Beyond Baby Einstein
Sunday, May 30th, 2010
The Role of Media in the Lives Young Children
The first in a 4 part series on Screen Time
Let me lay out my biases at the outset. I raised 5 children with no TV, but one video allowed on Saturday nights. Based on the research I will present to you, I wouldn’t change a thing!
Nothing but the Best
We all want to the best for our children, and secretly, many of us hope that our babies will turn into superstars. This is precisely why we are such easy prey for advertisers who claim either directly, by making specific claims about how a DVD will boost brain capacity, or indirectly, by labeling a DVD something like “Brainy Baby,” implying that a DVD will make your child a genius. As soon as we are alerted to a method for proactively boosting our child’s intelligence we feel irresponsible if we don’t rush to buy the toy or DVD, play the music, or join the class. Media in particular has undermined parents’ confidence in their own ability to foster child’s development. Let’s place this phenomenon is its proper historical context.

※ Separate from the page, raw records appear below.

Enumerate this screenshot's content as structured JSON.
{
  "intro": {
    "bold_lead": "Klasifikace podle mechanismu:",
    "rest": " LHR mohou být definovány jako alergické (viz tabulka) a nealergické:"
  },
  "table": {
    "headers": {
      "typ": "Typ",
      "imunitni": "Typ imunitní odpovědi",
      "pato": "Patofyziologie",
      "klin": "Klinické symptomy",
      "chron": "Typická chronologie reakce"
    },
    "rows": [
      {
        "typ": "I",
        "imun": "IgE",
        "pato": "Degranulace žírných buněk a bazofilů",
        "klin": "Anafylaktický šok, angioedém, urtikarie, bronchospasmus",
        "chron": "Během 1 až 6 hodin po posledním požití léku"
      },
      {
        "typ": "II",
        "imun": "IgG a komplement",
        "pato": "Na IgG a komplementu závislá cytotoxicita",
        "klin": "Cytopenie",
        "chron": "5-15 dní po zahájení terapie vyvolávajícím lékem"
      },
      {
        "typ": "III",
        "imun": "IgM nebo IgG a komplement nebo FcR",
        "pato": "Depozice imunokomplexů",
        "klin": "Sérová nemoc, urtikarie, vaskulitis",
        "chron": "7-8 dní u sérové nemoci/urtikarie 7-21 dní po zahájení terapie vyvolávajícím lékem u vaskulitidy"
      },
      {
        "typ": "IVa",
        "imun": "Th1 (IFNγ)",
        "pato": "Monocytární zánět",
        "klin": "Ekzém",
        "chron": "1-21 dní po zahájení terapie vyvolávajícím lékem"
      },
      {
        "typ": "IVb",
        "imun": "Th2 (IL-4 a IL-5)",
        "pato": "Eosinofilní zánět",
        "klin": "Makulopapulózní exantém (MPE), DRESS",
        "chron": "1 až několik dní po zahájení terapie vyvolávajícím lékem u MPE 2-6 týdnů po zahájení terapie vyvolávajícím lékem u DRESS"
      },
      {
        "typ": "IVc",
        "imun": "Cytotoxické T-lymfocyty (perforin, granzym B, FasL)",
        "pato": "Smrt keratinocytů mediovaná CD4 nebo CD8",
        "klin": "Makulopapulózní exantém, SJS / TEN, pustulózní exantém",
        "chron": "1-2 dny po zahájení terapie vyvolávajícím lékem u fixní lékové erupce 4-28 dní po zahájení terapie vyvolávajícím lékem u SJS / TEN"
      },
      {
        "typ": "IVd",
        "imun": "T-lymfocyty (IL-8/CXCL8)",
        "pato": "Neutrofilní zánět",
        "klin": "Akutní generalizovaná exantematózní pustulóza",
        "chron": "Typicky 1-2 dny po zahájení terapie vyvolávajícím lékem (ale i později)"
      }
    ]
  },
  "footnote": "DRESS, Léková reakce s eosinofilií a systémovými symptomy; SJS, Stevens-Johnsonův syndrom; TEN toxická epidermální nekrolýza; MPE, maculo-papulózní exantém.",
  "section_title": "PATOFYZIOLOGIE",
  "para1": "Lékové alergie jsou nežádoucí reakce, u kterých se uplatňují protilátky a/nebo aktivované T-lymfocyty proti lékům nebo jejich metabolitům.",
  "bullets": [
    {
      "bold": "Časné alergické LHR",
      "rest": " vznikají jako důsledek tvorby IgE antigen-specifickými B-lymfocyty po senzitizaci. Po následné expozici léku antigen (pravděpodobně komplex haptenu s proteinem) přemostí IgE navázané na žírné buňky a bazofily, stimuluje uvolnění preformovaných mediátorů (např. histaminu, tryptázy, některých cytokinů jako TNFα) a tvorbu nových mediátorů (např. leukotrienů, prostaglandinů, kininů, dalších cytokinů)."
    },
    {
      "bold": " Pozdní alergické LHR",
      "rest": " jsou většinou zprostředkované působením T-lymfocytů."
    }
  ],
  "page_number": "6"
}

A Brief History of the Rise of TV
Television became readily available in 1950. At that time families maxed out at one TV per household and all content was family-friendly. By 1955 ¾ of U.S. household owned a TV set. Now a typical household has two to three TV sets, and there are more TV sets than toilets in developing countries
TV and screen time has taken over the lives of children. Fast forward to the 2000’s. American children spend more time with TV, computers and media than any other activity but sleep. Young children spend an average of 3-4 (up to 6) hours a day watching TV, which means that children under the age of two, who sleep 10-12 hours a day, spend 30-40% of their waking hours watching TV at home. That does not include non-parent supervised TV. Day care adds an additional 1.39 hours/day.
Is Screen Time Helpful, Harmful or Neutral?
The American Academy of Pediatrics has recommended no TV for children birth through the age of two. Older children should watch no more than 1 or 2 hours/day. This advice is largely ignored. Why? because of the seductive nature of baby videos and DVDs.